On Wed, 30 Jul 2008, Vitaly Mayatskikh wrote:
> 
> Another try.

Ok, this is starting to look more reasonable. But you cannot split things 
up like this per-file, because the end result doesn't _work_ with the 
changes separated.

> BYTES_LEFT_IN_PAGE macro returns PAGE_SIZE, not zero, when the address
> is well aligned to page.

Hmm. Why? If the address is aligned, then we shouldn't even tro to copy 
any more, should we? We know we got a fault - and regardless of whether it 
was because of some offset off the base pointer or not, if the base 
pointer was at offset zero, it's going to be in the same page. So why try 
to do an operation we know will fault again?

Also, that's a rather inefficient way to do it, isn't it? Maybe the 
compiler can figure it out, but the efficient code would be just

	PAGE_SIZE - ((PAGE_SIZE-1) &(unsigned long)ptr)

no? That said, exactly because I think we shouldn't even bother to try to 
fix up faults that happened at the beginning of a page, I think the right 
one is the one I think I posted originally, ie the one that does just

	#define BYTES_LEFT_IN_PAGE(ptr) \
		(unsigned int)((PAGE_SIZE-1) & -(long)(ptr))

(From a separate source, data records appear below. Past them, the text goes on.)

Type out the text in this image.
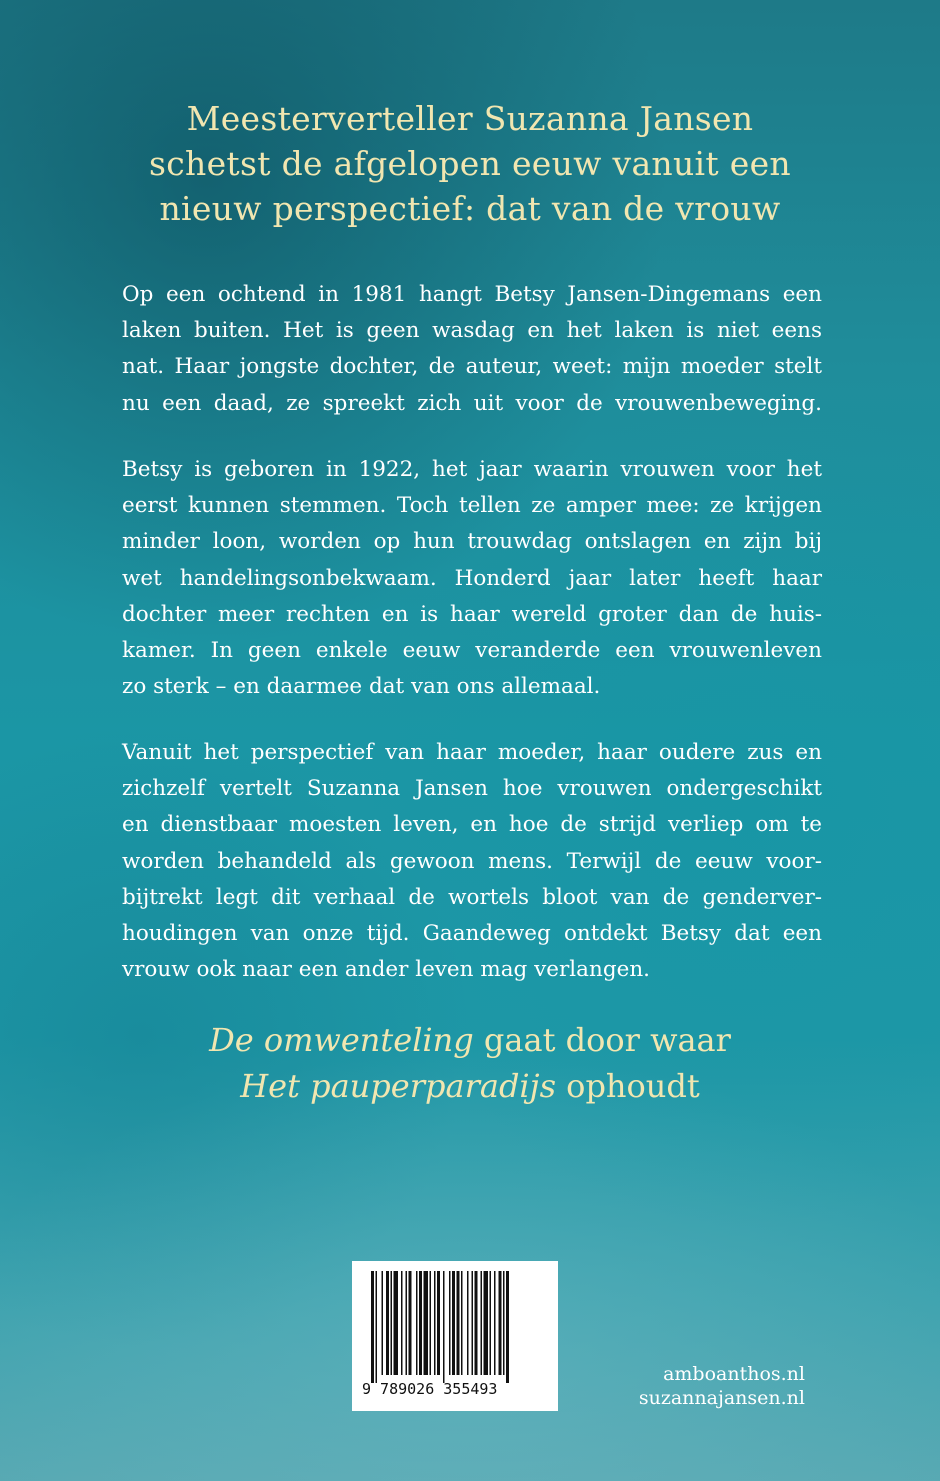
Meesterverteller Suzanna Jansen
schetst de afgelopen eeuw vanuit een
nieuw perspectief: dat van de vrouw
Op een ochtend in 1981 hangt Betsy Jansen-Dingemans een
laken buiten. Het is geen wasdag en het laken is niet eens
nat. Haar jongste dochter, de auteur, weet: mijn moeder stelt
nu een daad, ze spreekt zich uit voor de vrouwenbeweging.
Betsy is geboren in 1922, het jaar waarin vrouwen voor het
eerst kunnen stemmen. Toch tellen ze amper mee: ze krijgen
minder loon, worden op hun trouwdag ontslagen en zijn bij
wet handelingsonbekwaam. Honderd jaar later heeft haar
dochter meer rechten en is haar wereld groter dan de huis-
kamer. In geen enkele eeuw veranderde een vrouwenleven
zo sterk – en daarmee dat van ons allemaal.
Vanuit het perspectief van haar moeder, haar oudere zus en
zichzelf vertelt Suzanna Jansen hoe vrouwen ondergeschikt
en dienstbaar moesten leven, en hoe de strijd verliep om te
worden behandeld als gewoon mens. Terwijl de eeuw voor-
bijtrekt legt dit verhaal de wortels bloot van de genderver-
houdingen van onze tijd. Gaandeweg ontdekt Betsy dat een
vrouw ook naar een ander leven mag verlangen.
De omwenteling gaat door waar
Het pauperparadijs ophoudt
9 789026 355493
amboanthos.nl
suzannajansen.nl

which is a bit simpler (well, it requires some thought to know why it 
works, but it generates good code).

In case you wonder why it works, the operation we _want_ do do is

	(PAGE_SIZE - offset-in-page) mod PAGE_SIZE

but subtraction is "stable" in modulus calculus (*), so you can write that 
as

	(PAGE_SIZE mod PAGE_SIZE - offset-in-page) mod PAGE_SIZE

which is just

	(0 - (ptr mod PAGE_SIZE)) mod PAGE_SIZE

but again, subtraction is stable in modulus, so you can write that as

	(0 - ptr) mod PAGE_SIZE

and so the result is literally just those single 'neg' and 'and' 
instructions (in the macro, you then need all the casting and the 
parenthesis, which is why it gets ugly again)

And yes, maybe the compiler figures it all out, but judging by past 
experience, things often don't work that well.

			Linus

(*) Yeah, in math, it's stable in general, in 2's complement arithmetic 
it's only stable in mod 2^n, I guess.